The show’s not good, guys… It’s great, but it’s not good.
—John Mulaney, addressing the writers of Everybody’s Live
Irony to John Mulaney is like oxygen, but he’s capable of slipping into breathless fanboy mode, as he did recently with John Cale on his Netflix talk show Everybody’s Live, currently streamed weekly worldwide with “no delay” from a studio in West Hollywood. “Do you think there’s a thriving avant-garde now?” he asked, having demonstrated his credentials by name-dropping Cale’s 1960s collaborator La Monte Young. “Do you think there are acts now, comedians, musicians, who like to make the audience as uncomfortable as you might have?” Cale didn’t really have an answer, mumbling something about hip-hop without naming names. Truth be told, he seemed a bit out of his element, an old sailor washed up on a shore far from any region known to him in the past, even if his former captain Andy Warhol had his own fixation on semi-famous people doing little or nothing in real time.

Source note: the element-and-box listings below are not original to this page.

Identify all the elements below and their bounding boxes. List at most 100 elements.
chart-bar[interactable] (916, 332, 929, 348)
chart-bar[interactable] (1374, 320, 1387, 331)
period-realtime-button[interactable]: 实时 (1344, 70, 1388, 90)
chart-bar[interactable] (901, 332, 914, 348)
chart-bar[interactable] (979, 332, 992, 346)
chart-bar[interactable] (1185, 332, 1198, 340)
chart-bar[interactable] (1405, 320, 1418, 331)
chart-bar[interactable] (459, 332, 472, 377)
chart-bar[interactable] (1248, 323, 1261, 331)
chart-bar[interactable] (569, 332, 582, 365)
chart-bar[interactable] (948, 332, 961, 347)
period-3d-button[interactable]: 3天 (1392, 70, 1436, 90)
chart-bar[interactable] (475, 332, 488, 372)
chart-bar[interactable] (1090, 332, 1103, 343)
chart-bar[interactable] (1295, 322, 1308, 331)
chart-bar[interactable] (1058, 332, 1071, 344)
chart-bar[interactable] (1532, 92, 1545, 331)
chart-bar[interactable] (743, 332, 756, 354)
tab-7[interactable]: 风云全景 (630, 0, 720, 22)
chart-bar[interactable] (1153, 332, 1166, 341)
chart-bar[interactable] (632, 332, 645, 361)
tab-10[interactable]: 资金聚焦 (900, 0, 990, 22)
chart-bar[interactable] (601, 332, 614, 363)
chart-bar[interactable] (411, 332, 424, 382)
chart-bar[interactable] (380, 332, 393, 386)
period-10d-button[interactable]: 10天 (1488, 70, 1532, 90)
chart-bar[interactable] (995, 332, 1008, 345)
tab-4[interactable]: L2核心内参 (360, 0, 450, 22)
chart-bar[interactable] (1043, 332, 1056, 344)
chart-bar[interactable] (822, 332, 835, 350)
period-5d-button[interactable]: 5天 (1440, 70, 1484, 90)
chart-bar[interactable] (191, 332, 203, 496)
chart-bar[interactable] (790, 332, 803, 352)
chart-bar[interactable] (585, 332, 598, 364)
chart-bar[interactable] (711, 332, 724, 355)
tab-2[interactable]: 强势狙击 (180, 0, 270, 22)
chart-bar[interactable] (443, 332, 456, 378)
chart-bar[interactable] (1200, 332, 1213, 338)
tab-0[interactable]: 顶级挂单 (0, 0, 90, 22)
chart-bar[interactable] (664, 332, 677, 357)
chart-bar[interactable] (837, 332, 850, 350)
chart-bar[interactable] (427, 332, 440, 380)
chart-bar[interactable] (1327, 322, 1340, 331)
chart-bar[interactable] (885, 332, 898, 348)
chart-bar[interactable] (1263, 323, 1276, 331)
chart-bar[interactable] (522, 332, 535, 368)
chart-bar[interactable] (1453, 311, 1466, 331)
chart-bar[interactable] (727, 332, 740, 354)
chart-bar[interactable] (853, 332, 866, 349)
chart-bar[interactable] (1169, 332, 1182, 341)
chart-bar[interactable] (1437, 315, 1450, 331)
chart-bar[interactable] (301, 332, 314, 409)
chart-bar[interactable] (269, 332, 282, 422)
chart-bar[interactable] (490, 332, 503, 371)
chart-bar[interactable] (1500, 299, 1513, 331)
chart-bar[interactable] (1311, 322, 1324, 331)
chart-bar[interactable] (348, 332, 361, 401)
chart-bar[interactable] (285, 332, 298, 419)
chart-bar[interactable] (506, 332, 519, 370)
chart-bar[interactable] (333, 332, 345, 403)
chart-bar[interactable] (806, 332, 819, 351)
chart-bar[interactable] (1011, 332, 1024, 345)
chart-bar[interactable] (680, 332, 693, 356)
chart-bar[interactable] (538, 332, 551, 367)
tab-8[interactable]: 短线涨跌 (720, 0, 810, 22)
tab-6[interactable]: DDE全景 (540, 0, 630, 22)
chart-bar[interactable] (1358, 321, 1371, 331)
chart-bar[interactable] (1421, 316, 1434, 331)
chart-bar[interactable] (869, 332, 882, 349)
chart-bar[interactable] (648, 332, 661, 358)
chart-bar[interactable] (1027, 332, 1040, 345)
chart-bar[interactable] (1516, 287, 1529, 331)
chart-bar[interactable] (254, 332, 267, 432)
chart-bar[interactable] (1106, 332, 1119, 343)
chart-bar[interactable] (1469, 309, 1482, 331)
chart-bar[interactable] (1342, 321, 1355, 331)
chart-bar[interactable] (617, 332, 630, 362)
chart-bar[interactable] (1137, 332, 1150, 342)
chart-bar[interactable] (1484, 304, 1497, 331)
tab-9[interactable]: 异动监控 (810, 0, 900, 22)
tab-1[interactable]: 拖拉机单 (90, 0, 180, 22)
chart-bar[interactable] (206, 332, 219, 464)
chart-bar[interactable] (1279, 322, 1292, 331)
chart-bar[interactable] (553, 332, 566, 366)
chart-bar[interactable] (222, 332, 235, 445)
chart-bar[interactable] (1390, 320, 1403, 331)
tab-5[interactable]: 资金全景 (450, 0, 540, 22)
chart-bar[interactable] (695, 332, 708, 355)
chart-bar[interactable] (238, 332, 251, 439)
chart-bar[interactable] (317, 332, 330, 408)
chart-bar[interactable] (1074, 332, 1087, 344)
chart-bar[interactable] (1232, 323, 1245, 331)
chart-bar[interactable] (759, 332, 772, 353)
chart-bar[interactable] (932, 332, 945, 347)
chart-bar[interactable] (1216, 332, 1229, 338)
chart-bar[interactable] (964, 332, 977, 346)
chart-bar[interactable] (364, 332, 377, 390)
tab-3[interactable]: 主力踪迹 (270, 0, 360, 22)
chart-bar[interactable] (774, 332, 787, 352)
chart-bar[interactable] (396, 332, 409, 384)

Viewed from the other side, the exchange tells us a few significant things about Mulaney: he’s into the idea of the avant-garde, he’d like to think that comedians could be part of it, and he takes for granted that making people uncomfortable is a worthwhile artistic goal, for all the success he’s had seemingly doing the opposite. A stand-up comic first and foremost, he’s securely embedded in the mainstream, all the more so following his well-publicised stint in rehab; his newfound sobriety is gag fodder for Everybody’s Live, along with his new responsibilities as the father of a young family. Still, he remains the same well-camouflaged oddball he’s always been—with his deceptively wholesome look, his bent for morbid gags about incest or the Son of Sam, and his officious speech patterns suggesting a child’s impression of an adult laying down the law.